Backyard gardening is a great way to have fresh fruits and vegetables almost all-year round. But what to you do when you have a good season and yield a harvest that is more than you can consume? Pickling is one way to preserve some of your excess fruits and vegetables.

Cucumbers are plentiful in the summer and can be enjoyed throughout the year by turning then into pickles and adding dill as extra flavoring. Below is a recipe on how to preserve dill pickles.

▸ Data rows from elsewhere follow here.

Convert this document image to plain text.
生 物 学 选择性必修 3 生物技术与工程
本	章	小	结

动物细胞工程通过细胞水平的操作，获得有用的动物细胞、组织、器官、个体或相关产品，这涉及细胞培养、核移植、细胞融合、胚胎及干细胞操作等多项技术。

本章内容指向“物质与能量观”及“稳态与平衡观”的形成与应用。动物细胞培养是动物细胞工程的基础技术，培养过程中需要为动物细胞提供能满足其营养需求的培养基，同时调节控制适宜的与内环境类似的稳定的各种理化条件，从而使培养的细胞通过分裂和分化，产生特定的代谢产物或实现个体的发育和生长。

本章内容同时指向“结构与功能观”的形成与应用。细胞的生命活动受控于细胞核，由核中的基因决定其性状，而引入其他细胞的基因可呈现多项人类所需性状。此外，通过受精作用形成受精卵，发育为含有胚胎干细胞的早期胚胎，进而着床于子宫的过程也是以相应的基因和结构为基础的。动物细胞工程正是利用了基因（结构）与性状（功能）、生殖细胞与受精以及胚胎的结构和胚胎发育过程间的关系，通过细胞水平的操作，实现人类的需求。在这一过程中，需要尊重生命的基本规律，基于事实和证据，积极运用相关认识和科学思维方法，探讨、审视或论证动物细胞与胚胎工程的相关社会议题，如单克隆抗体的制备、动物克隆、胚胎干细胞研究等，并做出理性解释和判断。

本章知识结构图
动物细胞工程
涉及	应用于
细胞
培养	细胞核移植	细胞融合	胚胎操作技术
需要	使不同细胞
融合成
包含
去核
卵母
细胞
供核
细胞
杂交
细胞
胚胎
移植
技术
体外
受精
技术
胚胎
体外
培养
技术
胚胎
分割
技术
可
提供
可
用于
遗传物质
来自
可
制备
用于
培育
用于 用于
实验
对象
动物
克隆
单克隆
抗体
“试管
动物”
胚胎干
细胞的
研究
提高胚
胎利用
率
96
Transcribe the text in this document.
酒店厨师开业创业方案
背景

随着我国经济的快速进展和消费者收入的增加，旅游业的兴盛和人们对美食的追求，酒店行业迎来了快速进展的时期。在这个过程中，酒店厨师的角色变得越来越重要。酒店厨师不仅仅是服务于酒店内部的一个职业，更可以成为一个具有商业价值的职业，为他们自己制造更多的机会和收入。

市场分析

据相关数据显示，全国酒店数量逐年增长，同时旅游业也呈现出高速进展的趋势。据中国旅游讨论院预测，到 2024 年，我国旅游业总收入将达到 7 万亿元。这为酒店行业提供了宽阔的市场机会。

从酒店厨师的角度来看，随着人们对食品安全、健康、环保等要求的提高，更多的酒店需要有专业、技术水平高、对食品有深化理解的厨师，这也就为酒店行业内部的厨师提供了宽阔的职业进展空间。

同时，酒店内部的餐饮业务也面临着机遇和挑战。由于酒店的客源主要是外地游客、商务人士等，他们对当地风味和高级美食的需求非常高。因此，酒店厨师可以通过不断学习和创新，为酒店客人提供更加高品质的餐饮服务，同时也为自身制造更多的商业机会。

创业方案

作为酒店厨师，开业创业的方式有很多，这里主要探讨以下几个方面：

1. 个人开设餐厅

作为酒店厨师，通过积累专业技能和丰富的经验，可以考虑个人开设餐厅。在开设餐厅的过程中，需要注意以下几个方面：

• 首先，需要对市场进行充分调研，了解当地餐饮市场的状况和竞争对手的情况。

  • If you are new to canning you need a canning pot, four one-pint canning jars, lids and rings, bottle tongs, and jar funnel. For the ingredients you will need cucumbers, vinegar, dill, pickling salt and garlic.
  • Sterilize the caps and rings and then the canning bottles as well as the tongs and funnel that you will use. Follow the instructions on how to sterilize the canning jars.
  • In a large saucepan mix two cups of water, two cups of white vinegar and two tablespoons of pickling salt. Pickling salt is table salt without iodide. Turn the heat on high and allow the brine to boil.
  • Use eight to ten fresh cucumbers, about two inches in diameter and four inches long. This will fit pint canning jars, with the ends cut off. Use those that are very green and still have plenty of bumps so that you will have crisp pickles. Wash the cucumbers and cut the ends before slicing them into quarters. Peel four large cloves of garlic and slice them in half. Cutting the ends of the cucumbers will ensure that they will fit the jars with room to spare on top.
  • Remove canning jars from the sterilizing bath. Place one head of dill flowers and two slices of garlic at the bottom of each jar and arrange the cucumber slices inside the jars, standing up. Make sure that you pack the jars with the cucumber slices tightly so the spears will not float.
  • Slowly fill the jars with the still-hot brine. You can use a jar funnel to avoid spilling the brine. Fill the jar almost to the top but leave at least one-fourth to one-half inch of space over the tops of the cucumber spears.
  • Insert a flat spatula or a butter knife between the side of the jars and the cucumber spears and press the spears together to release air that may have been trapped in between the slices. Fill the jar with more brine if the solution becomes lower after you have inserted a spatula.
  • Wipe the rims of the canning jar with a clean, damp cloth. Place the lids and the rings on the jars and finger-tighten them. Fold a towel and place that in the bottom of the canning pot before putting water. This will help the jars to stay upright. Bring the water to a boil before arranging the jars inside. Arrange the canning jars and allow the water to boil for another ten minutes. Remove the jars from the pot after the prescribed boiling time and place them on a counter and allow them to cool down to room temperature.

You will hear the lid pop once you have removed the jars from the boiling water after a few minutes. This indicates that the lids are properly sealed. If there are lids that move up and down when pushed this indicates that they have not sealed correctly.

You should put these jars into the refrigerator. The flavors of the dill pickles will come together after four to eight weeks.